At that time the primary reason for the veto was due to a provision that made the law retroactive in all cases. That provision was not included in this latest attempt but this time he blamed an even more-contentious child custody component that was added to the latest bill.
The plan became one of the most hotly contested issues of the 2016 legislative session when it was amended to include a child-sharing component that would have required judges to begin with a “premise” that children should split their time equally between parents.
How would Alimony be affected?
The proposal would have created a formula, based on the length of marriage and the combined incomes of both spouses, for judges to use when setting alimony payments. It would have also eliminated permanent alimony while giving judges some discretion to veer from the formula.
Under Florida’s current statutory and case law, there are four types of alimony:
- 1. Permanent periodic alimony, which is typically awarded in marriages that are considered “long-term” (17 years or longer).
- 2. Durational alimony, which is traditionally awarded in marriages of 7 to 17 years duration. Durational alimony cannot be awarded for more than the number of years the parties were married.
- 3. Rehabilitative alimony, in which the recipient must propose a plan for “rehabilitating themselves towards self-sufficiency”.
- 4. Bridge-the-Gap alimony, which is non-modifiable and cannot be awarded for longer than two years.
Legislators were concerned over lumping Florida alimony reform and equal-time sharing into one bill. Originally the issues in both the House and Senate were addressed in separate bills. But as the bills made their way through committees, child-sharing was added to the Senate Bill, which later passed both chambers and made it to the governor’s desk.
The proposed formula
The court would calculate the presumptive alimony based on formulas. Formulas provide for a presumptive range only and are as follows: At the low end of the range .015 times years of marriage times the difference between monthly gross income of the parties.

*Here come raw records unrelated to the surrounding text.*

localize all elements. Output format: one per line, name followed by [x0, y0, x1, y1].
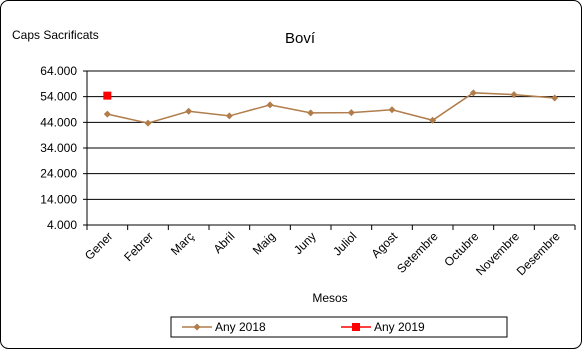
data-point	[266, 101, 274, 109]
y-tick-label: 34.000	[40, 141, 77, 155]
y-tick-label: 14.000	[40, 192, 77, 206]
data-point	[510, 91, 518, 99]
data-point	[347, 109, 355, 117]
data-point	[144, 119, 152, 127]
y-tick-label: 64.000	[40, 64, 77, 78]
y-tick-label: 24.000	[40, 167, 77, 181]
gridlines	[83, 70, 576, 230]
data-point	[185, 107, 193, 115]
legend-label-2018: Any 2018	[215, 320, 266, 334]
y-tick-label: 4.000	[47, 218, 77, 232]
data-point	[388, 106, 396, 114]
data-point	[307, 109, 315, 117]
y-tick-labels: 64.000 54.000 44.000 34.000 24.000 14.000 4.00…	[40, 64, 77, 232]
legend-box	[170, 316, 508, 338]
legend-marker-2019	[352, 323, 360, 331]
data-point	[469, 89, 477, 97]
legend: Any 2018 Any 2019	[170, 316, 508, 338]
data-point	[225, 112, 233, 120]
data-point	[551, 94, 559, 102]
chart-title: Boví	[285, 30, 316, 47]
x-axis-label: Mesos	[312, 291, 347, 305]
legend-label-2019: Any 2019	[374, 320, 425, 334]
y-axis-label: Caps Sacrificats	[12, 28, 99, 42]
data-point	[103, 110, 111, 118]
series-line	[107, 92, 555, 124]
data-point	[103, 91, 112, 100]
y-tick-label: 44.000	[40, 115, 77, 129]
series-group	[103, 89, 559, 127]
data-point	[429, 116, 437, 124]
y-tick-label: 54.000	[40, 90, 77, 104]
legend-marker-2018	[193, 323, 201, 331]
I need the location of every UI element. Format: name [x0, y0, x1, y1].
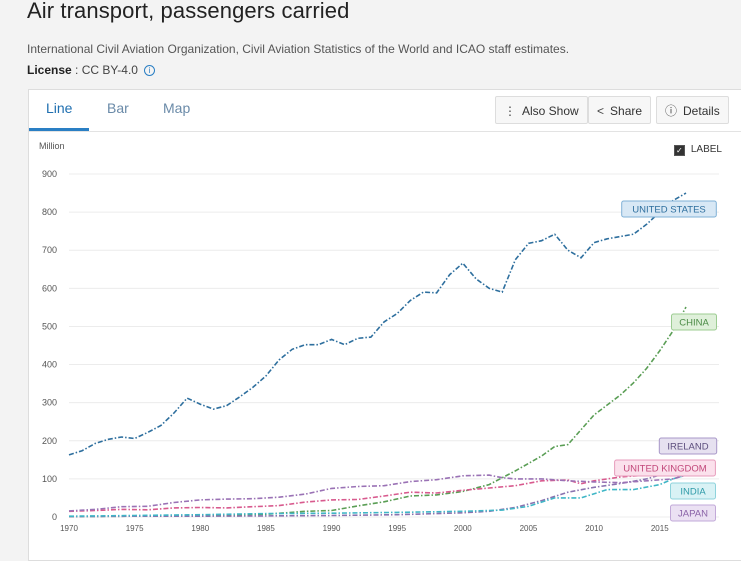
info-icon[interactable]: i	[143, 65, 155, 76]
series-label-japan: JAPAN	[678, 509, 708, 520]
series-line-japan	[68, 474, 687, 512]
x-tick-label: 1990	[323, 524, 341, 533]
tab-bar[interactable]: Bar	[107, 100, 129, 116]
series-label-united-states: UNITED STATES	[632, 205, 706, 216]
x-tick-label: 2000	[454, 524, 472, 533]
y-tick-label: 300	[42, 398, 57, 408]
source-note: International Civil Aviation Organizatio…	[27, 42, 570, 56]
details-label: Details	[683, 104, 720, 118]
series-label-box-united-states	[621, 200, 717, 218]
details-button[interactable]: ⓘ Details	[656, 96, 729, 124]
series-line-china	[68, 306, 687, 518]
series-line-united-states	[68, 192, 687, 456]
x-tick-label: 1975	[126, 524, 144, 533]
series-line-india	[68, 474, 687, 517]
series-label-box-india	[670, 482, 716, 500]
series-label-united-kingdom: UNITED KINGDOM	[623, 464, 706, 475]
line-chart: 0 100 200 300 400 500 600 700 800 900 1970 1975 1980…	[42, 169, 719, 533]
y-tick-label: 500	[42, 321, 57, 331]
also-show-label: Also Show	[522, 104, 579, 118]
license-line: License : CC BY-4.0 i	[27, 63, 155, 77]
x-tick-label: 2015	[651, 524, 669, 533]
label-toggle[interactable]: ✓ LABEL	[673, 144, 722, 156]
page-title: Air transport, passengers carried	[27, 0, 350, 23]
y-tick-label: 700	[42, 245, 57, 255]
license-value: : CC BY-4.0	[75, 63, 138, 77]
y-tick-label: 100	[42, 474, 57, 484]
series-label-box-china	[671, 313, 717, 331]
series-label-china: CHINA	[679, 318, 709, 329]
series-label-india: INDIA	[680, 487, 706, 498]
series-label-ireland: IRELAND	[667, 442, 708, 453]
tab-line[interactable]: Line	[46, 100, 73, 116]
y-axis-unit: Million	[39, 141, 65, 151]
series-label-box-united-kingdom	[614, 459, 716, 477]
x-tick-label: 2005	[520, 524, 538, 533]
series-label-box-ireland	[658, 437, 718, 455]
share-icon: <	[597, 104, 605, 118]
checkbox-icon[interactable]: ✓	[673, 145, 685, 156]
x-tick-label: 1970	[60, 524, 78, 533]
x-tick-label: 1995	[388, 524, 406, 533]
y-tick-label: 400	[42, 360, 57, 370]
info-circle-icon: ⓘ	[665, 104, 678, 118]
tab-map[interactable]: Map	[163, 100, 191, 116]
y-tick-label: 600	[42, 283, 57, 293]
chart-card: Line Bar Map ⋮ Also Show < Share ⓘ Details …	[28, 89, 741, 561]
series-label-box-japan	[670, 504, 716, 522]
share-label: Share	[610, 104, 643, 118]
x-tick-label: 2010	[585, 524, 603, 533]
share-button[interactable]: < Share	[588, 96, 652, 124]
kebab-icon: ⋮	[504, 104, 516, 118]
y-tick-label: 200	[42, 436, 57, 446]
y-tick-label: 800	[42, 207, 57, 217]
also-show-button[interactable]: ⋮ Also Show	[495, 96, 588, 124]
x-tick-label: 1985	[257, 524, 275, 533]
y-tick-label: 900	[42, 169, 57, 179]
series-line-ireland	[68, 459, 687, 518]
active-tab-indicator	[29, 128, 89, 131]
y-tick-label: 0	[52, 512, 57, 522]
label-toggle-text: LABEL	[690, 144, 722, 155]
x-tick-label: 1980	[191, 524, 209, 533]
license-label: License	[27, 63, 72, 77]
tab-bar: Line Bar Map ⋮ Also Show < Share ⓘ Details	[29, 90, 741, 132]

At the high end of the range .20 times the years of marriage times the difference between the monthly gross income of the parties. The formula bases years of marriage at 20 for both low and high end of the range. However, if a court establishes the duration of the alimony award at 50 percent or less of the length of marriage, the court is required to use the actual years of marriage up to 25 years to calculate the high end of the presumptive alimony range amount. In addition, the bill allows the court to retain some flexibility to determine alimony within these ranges.
Why did the Governor veto?
Part of the Governor’s reasoning for the veto is as follows:
“The one constant though is that when a divorce involves a minor child, the needs of the child must come before all others. Current law directs a judge to consider the needs and interests of the children first when determining a parenting plan and time-sharing schedule.
This bill has the potential to up-end that policy in favor of putting the wants of a parent before the child’s best interest by creating a premise of equal time-sharing. Our judges must consider each family’s unique situation and abilities and put the best interests of the child above all else.”
The governor’s full response can be seen at the link below.
Is Florida alimony reform finished?
What will happen in the 2017 Florida legislative session with regard to alimony is unclear. However, since a bill related to reforming alimony has been introduced in both the House and the Senate for the past six years, it’s a safe bet that 2017 will be no different. While some practitioners agree that alimony reform is necessary and inevitable, others feel that any change to existing alimony laws is detrimental to stay-at-home parents and potentially sexist, as well.